PURPLE - I used a glass bowl and I've used a stainless steel bowl. Both seem to be OK. A lot has to do with what's around in the air and also, I suspect that often as not, you're getting some yeasts that came in with the flour. It's all over and probably the wheat had some, or there was some in the mill, the boxcar, etc. So you may need to try a couple of times. Just make sure your starter stays moist. The flour kind of settles and leaves a film of water on top. When that evaporates, you get a little crust and that's not good.
Paul - I'm not actually sure about overworking the dough, depending on what you're trying to do. One old guy told me that the menfolk used to knead dough because they had bigger hands and could do it harder than the womenfolk back in the pioneer days.
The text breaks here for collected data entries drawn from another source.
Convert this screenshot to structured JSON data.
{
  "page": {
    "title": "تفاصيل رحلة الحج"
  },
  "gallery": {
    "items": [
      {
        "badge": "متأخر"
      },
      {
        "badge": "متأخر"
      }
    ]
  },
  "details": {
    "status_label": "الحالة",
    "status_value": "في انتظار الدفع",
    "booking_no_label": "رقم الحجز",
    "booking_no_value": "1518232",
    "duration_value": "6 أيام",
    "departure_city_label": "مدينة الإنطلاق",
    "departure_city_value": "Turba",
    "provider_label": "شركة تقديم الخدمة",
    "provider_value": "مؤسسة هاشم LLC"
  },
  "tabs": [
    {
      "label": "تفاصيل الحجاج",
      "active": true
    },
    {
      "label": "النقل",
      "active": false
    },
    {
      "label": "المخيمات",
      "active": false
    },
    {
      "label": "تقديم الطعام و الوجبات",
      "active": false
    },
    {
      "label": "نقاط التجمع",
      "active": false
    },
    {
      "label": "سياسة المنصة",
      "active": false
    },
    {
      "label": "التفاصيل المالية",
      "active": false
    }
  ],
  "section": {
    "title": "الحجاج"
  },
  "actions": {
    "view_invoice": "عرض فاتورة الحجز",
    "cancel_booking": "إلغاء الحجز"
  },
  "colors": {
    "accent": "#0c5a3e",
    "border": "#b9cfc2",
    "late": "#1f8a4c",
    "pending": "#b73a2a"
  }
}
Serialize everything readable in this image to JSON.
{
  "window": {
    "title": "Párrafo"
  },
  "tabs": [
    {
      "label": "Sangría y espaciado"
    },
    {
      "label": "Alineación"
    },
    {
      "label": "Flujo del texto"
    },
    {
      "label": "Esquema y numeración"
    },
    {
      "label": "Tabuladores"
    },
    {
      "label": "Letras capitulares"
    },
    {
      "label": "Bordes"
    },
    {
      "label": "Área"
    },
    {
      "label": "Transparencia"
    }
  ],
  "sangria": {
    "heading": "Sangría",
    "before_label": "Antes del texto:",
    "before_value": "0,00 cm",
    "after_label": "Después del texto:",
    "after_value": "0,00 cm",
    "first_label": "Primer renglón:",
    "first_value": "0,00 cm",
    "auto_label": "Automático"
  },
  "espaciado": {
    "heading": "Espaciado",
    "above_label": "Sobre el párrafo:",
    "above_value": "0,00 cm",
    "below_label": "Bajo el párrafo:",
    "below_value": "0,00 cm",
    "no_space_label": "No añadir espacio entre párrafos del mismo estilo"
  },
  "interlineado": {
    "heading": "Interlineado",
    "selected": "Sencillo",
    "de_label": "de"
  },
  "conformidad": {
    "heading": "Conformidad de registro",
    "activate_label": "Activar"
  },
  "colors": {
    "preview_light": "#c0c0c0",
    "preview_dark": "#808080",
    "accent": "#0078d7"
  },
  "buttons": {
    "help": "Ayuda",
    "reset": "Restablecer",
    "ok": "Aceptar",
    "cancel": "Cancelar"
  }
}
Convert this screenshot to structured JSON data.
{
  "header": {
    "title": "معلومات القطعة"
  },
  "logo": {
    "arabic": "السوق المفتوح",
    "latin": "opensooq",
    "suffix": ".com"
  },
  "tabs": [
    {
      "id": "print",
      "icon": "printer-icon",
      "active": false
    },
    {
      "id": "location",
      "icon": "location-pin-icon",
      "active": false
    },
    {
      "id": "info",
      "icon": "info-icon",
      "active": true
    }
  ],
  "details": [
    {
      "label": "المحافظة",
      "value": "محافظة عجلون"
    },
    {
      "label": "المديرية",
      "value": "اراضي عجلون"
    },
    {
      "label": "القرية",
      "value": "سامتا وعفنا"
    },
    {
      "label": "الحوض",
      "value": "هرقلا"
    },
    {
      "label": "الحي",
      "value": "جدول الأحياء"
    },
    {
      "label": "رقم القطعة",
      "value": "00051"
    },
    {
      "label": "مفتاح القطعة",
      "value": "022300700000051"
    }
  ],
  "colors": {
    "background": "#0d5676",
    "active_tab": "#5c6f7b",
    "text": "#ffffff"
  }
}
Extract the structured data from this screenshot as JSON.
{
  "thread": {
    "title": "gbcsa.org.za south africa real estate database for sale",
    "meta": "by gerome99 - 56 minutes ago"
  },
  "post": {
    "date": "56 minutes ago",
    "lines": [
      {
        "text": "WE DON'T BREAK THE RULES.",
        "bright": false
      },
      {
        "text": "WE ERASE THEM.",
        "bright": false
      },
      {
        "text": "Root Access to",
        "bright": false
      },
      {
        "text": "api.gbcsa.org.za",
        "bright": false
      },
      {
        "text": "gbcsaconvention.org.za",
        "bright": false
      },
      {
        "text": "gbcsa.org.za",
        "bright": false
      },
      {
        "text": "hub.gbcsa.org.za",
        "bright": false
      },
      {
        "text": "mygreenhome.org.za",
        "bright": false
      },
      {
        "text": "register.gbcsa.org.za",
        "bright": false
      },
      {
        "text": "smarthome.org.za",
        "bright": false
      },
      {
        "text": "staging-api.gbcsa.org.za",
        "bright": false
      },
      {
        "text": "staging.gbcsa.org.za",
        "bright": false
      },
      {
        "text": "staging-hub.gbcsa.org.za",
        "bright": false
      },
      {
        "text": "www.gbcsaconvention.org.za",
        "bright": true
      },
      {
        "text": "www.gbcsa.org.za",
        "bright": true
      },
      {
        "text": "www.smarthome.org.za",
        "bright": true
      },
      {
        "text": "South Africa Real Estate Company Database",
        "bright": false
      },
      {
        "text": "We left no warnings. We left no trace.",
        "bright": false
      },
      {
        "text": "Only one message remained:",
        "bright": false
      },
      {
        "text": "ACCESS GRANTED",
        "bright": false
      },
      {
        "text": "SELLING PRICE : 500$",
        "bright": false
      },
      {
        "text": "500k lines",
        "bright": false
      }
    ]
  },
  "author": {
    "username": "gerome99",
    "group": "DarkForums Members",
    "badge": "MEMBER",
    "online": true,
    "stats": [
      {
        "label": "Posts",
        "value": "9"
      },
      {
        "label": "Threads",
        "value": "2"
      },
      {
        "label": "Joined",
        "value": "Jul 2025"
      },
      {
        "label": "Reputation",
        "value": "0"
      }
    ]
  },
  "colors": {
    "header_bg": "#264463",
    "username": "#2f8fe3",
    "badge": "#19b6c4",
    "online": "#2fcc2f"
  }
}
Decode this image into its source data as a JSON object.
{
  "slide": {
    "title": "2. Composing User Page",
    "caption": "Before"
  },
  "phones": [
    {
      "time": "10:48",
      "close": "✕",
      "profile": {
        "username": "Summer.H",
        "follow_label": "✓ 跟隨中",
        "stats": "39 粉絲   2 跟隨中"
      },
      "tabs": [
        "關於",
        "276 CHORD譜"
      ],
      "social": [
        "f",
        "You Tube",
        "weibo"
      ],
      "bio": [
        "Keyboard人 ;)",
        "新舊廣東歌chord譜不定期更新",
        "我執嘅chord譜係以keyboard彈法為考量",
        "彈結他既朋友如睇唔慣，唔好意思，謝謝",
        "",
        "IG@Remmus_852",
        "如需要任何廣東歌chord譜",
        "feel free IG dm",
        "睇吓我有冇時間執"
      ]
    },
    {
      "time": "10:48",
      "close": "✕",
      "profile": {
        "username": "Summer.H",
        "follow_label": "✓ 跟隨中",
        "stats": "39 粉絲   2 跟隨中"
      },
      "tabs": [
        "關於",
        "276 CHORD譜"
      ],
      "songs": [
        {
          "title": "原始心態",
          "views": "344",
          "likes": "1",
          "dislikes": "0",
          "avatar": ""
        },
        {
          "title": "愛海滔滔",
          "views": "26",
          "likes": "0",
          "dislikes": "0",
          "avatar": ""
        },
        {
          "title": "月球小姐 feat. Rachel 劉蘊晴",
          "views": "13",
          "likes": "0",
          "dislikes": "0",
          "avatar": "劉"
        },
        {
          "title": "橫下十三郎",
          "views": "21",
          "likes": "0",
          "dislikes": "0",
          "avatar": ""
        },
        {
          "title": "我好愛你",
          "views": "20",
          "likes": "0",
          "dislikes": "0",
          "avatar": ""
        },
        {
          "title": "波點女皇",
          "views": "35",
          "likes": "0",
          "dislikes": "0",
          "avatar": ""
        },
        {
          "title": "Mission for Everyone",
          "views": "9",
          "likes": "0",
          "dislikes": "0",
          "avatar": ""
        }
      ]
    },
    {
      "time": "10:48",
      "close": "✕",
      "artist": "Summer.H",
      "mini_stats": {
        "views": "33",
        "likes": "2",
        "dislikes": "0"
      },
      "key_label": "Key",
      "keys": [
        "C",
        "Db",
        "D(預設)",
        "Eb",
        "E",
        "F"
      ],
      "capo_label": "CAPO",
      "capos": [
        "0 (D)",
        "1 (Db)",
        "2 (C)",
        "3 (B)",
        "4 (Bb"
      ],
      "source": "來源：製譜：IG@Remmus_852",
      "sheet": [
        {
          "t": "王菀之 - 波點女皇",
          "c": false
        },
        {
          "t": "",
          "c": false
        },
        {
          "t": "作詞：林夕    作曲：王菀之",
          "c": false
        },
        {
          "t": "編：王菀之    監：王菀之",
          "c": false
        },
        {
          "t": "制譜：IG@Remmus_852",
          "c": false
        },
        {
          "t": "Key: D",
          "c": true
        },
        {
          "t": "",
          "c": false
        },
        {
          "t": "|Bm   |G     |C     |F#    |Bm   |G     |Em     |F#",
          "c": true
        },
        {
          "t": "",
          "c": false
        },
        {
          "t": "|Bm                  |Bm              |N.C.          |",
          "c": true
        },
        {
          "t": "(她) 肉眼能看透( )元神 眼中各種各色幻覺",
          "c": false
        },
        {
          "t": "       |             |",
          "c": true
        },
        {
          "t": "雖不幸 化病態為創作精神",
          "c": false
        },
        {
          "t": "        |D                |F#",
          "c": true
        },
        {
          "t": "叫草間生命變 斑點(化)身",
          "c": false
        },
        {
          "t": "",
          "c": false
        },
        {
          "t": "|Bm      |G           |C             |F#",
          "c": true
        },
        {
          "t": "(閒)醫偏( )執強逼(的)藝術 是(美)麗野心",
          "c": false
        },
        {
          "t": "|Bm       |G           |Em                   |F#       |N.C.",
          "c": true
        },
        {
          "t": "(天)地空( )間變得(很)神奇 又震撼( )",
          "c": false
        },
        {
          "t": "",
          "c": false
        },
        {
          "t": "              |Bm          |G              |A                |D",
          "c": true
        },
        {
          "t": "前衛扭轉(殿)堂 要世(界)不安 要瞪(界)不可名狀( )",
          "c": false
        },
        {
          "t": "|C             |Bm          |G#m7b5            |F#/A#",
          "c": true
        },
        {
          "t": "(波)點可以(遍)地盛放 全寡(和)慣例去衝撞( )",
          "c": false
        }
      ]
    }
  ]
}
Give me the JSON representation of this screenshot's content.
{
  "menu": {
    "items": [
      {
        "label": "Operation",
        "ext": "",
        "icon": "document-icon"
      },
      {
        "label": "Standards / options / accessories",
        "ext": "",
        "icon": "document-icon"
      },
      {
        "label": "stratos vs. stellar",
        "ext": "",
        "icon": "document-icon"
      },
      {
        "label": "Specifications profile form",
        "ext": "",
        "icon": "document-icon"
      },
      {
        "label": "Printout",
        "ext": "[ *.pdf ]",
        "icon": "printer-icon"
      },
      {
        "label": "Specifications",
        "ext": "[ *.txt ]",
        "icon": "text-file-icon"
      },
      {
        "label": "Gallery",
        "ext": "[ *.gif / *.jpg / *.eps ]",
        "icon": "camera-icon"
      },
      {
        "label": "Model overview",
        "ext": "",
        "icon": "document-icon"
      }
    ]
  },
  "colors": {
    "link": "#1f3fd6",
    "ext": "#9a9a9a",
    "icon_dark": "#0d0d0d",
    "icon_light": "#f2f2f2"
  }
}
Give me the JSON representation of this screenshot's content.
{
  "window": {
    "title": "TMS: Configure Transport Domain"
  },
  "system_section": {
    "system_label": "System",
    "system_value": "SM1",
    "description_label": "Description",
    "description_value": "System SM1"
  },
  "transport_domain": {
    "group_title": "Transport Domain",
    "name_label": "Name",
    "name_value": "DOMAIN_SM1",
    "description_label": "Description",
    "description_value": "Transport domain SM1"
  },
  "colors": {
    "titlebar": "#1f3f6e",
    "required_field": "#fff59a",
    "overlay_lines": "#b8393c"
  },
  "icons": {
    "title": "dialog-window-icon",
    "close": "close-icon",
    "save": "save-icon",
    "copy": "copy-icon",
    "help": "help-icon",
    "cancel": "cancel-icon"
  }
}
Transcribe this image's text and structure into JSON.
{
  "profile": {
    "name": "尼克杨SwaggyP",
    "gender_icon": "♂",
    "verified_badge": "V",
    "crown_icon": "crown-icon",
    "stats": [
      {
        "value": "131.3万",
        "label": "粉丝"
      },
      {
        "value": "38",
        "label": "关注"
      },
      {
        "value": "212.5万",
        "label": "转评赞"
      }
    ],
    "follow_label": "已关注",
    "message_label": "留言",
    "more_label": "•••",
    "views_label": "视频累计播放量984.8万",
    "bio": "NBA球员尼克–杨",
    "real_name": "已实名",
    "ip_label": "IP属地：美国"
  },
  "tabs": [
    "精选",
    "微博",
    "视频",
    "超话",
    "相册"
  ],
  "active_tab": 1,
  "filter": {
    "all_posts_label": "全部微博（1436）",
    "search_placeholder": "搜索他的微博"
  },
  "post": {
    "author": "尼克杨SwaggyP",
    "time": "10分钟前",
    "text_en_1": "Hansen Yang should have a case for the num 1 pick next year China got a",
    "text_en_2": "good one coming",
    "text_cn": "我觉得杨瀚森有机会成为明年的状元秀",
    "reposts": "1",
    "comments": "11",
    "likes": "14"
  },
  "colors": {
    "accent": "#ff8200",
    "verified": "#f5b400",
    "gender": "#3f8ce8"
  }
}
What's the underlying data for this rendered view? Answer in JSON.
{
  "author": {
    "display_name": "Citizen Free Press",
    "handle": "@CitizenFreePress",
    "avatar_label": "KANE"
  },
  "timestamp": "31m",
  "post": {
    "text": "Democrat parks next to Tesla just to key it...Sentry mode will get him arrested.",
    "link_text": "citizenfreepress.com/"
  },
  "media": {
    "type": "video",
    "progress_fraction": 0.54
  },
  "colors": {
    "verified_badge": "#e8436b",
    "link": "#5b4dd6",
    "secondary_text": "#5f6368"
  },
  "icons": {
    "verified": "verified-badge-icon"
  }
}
I have no idea whether that's true at all, but I knead the hell out of it sometimes. And some of those old Italian women aren't people I'd like to tangle with!
Anyhow, I assume you're kneading by hand. By machine I can't say. The one mistake you can make is kneading too much when punching down the first rising. Once the yeast starts working on the bread, you don't want to knead it any more.
For the same reason if you're kneading away and the yeast starts working but you're still at it, you're kind of working at cross purposes with the yeast and your gluten is going to get overstretched and the bread won't be too good. If you use a fast acting yeast, that can conceivably be a problem.
Too hot for baking right now anyhow.